Eine Brücke ist ja eigentlich ein Meisterwerk der Balance. Zumindest die schöne blaue über die Oder, die von der Kamera geradezu liebkost wird im neuen brandenburger „Polizeiruf“, ist eines.
Kein Gefälle zu beiden Seiten. Sie ruht in sich. Wo sonst nichts ruht. Und alles von Gefälle bestimmt und keine Balance ist.
Die Brücke verbindet Polen und Deutschland. Hans-Christian Schmid und Bernd Lange, die Autorenfilmer, die für den „Fall Sikorska“ ihr erstes „Polizeiruf“-Drehbuch geschrieben haben, mögen Grenzen, und Brücken mögen sie auch.
„Das Verschwinden“, die intensivste Miniserie des vergangenen Jahres, erzählte vom Riss nicht nur zwischen den Menschen, sondern auch zwischen Deutschland und Tschechien.

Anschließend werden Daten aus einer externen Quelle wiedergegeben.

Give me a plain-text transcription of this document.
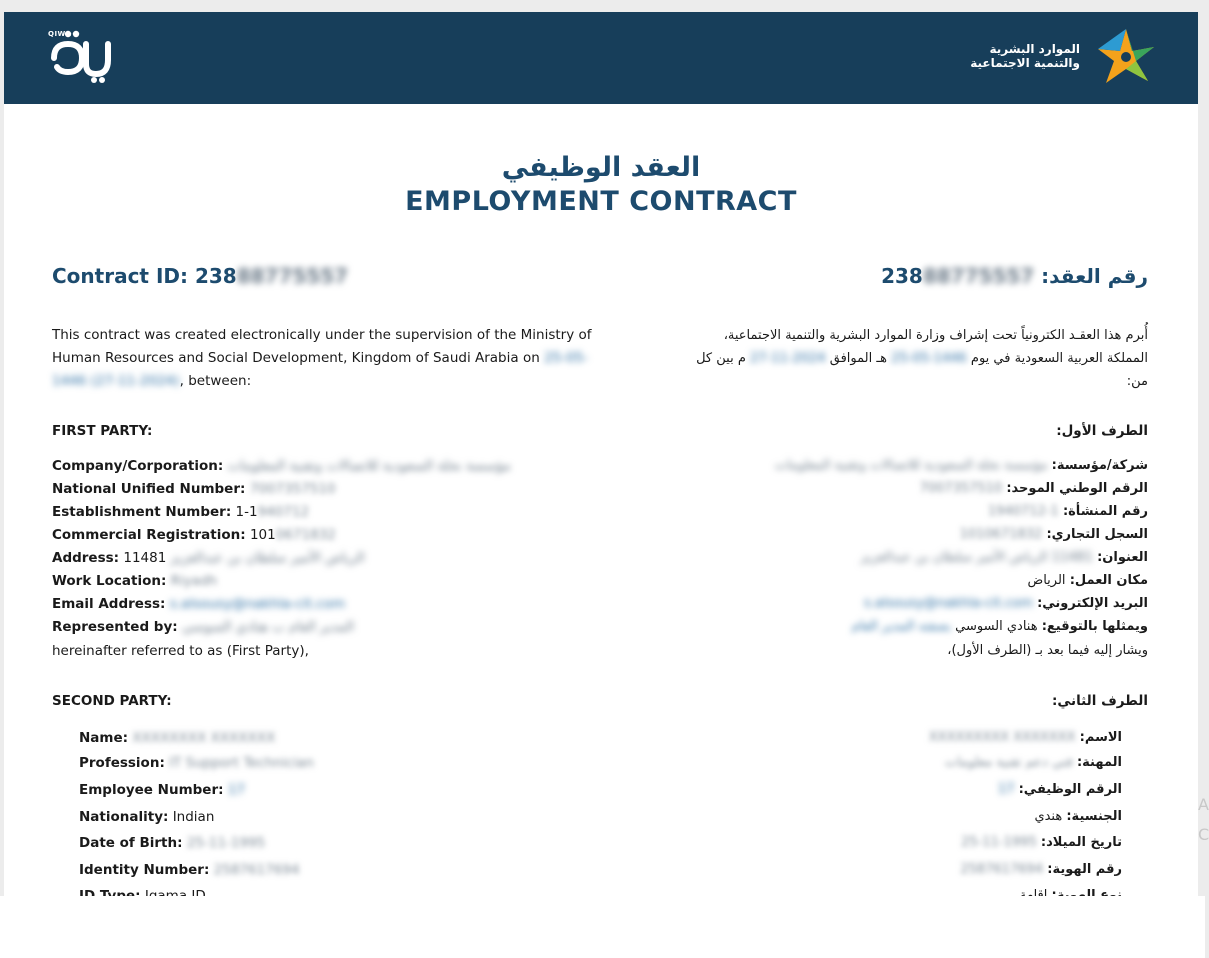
QIWA
الموارد البشرية
والتنمية الاجتماعية
العقد الوظيفي
EMPLOYMENT CONTRACT
Contract ID: 23888775557	رقم العقد: 23888775557
This contract was created electronically under the supervision of the Ministry of Human Resources and Social Development, Kingdom of Saudi Arabia on 25-05-1446 (27-11-2024), between:
أُبرم هذا العقـد الكترونياً تحت إشراف وزارة الموارد البشرية والتنمية الاجتماعية،
المملكة العربية السعودية في يوم 1446-05-25 هـ الموافق 2024-11-27 م بين كل
من:
FIRST PARTY:	الطرف الأول:
Company/Corporation: مؤسسة نخلة السعودية للاتصالات وتقنية المعلومات	شركة/مؤسسة: مؤسسة نخلة السعودية للاتصالات وتقنية المعلومات
National Unified Number: 7007357510	الرقم الوطني الموحد: 7007357510
Establishment Number: 1-1940712	رقم المنشأة: 1-1940712
Commercial Registration: 1010671832	السجل التجاري: 1010671832
Address: 11481 الرياض الأمير سلطان بن عبدالعزيز	العنوان: 11481 الرياض الأمير سلطان بن عبدالعزيز
Work Location: Riyadh	مكان العمل: الرياض
Email Address: s.alsousy@nakhla-cit.com	البريد الإلكتروني: s.alsousy@nakhla-cit.com
Represented by: المدير العام ب هنادي السوسي	ويمثلها بالتوقيع: هنادي السوسي بصفته المدير العام
hereinafter referred to as (First Party),	ويشار إليه فيما بعد بـ (الطرف الأول)،
SECOND PARTY:	الطرف الثاني:
Name: XXXXXXXX XXXXXXX	الاسم: XXXXXXXXX XXXXXXX
Profession: IT Support Technician	المهنة: فني دعم تقنية معلومات
Employee Number: 17	الرقم الوظيفي: 17
Nationality: Indian	الجنسية: هندي
Date of Birth: 25-11-1995	تاريخ الميلاد: 1995-11-25
Identity Number: 2587617694	رقم الهوية: 2587617694
A C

„Der Fall Sikorska“ erzählt von zwei Verbrechen. Einem Mord und einem Verschwinden. Ein polnisches Au-Pair-Mädchen wird ermordet – in verwackelten Rückblenden, die wie Leitplanken den sehr ruhigen Lauf der Ermittlung strukturieren, sieht man sie am Oder-Ufer ihre Sachen packen.
Sie arbeitete für Leo Heise, der mit seinen Kindern im Haus seines Vaters Gerd und seiner Stiefmutter Katarzyna lebt. 15 Jahre zuvor war Julia Sikorska, Katarzynas Tochter, verschwunden.
Sikorski, der Vater – Pole, Alkoholiker – verdächtigte Gerd, den deutschen Arzt, dass der sich an Julia vergangen hätte. Wegen sexueller Belästigung vorbelastet war der Mann auch.
Es ist ein scheinbar konventioneller Fall, in den Lange und Schmid die beiden Ermittler Lenski und Raczek vom grenzüberschreitenden Kommissariat in Swiecko an der Oder sich verwickeln lassen. Leise und langsam entsteht aber sozusagen aus den Seitenarmen der Geschichte ein aufklärerischer Strom.
Im „Fall Sikorska“ spielen Lange und Schmid und ihr Regisseur Stefan Kornatz ohne jegliche Schaueffekte, ganz beiläufig auf beinahe allen gesellschaftlichen und persönlichen Ebenen ihrer Ermittlung das Gefälle durch, das es immer noch diesseits und jenseits der Oder gibt.
Die Grenzen und Risse, die Sprach- und Sprechunterschiede. Selbst die beiden Kommissare bleiben sich weiter fremd. Und als gewissermaßen grenzüberschreitenden Kommentar zur MeToo-Debatte, zum Umgang und zur Vertuschung von Fällen sexuellen Machtmissbrauchs, kann man den „Fall Sikorska“ auch lesen.
Und kein Spektakel, kein Horror, nie kriegt die Geschichte hektische Flecken auf dem Gesicht. Selbst die Kommissare entfremden sich weiter leise. Es gibt sie noch, die stillen Fälle.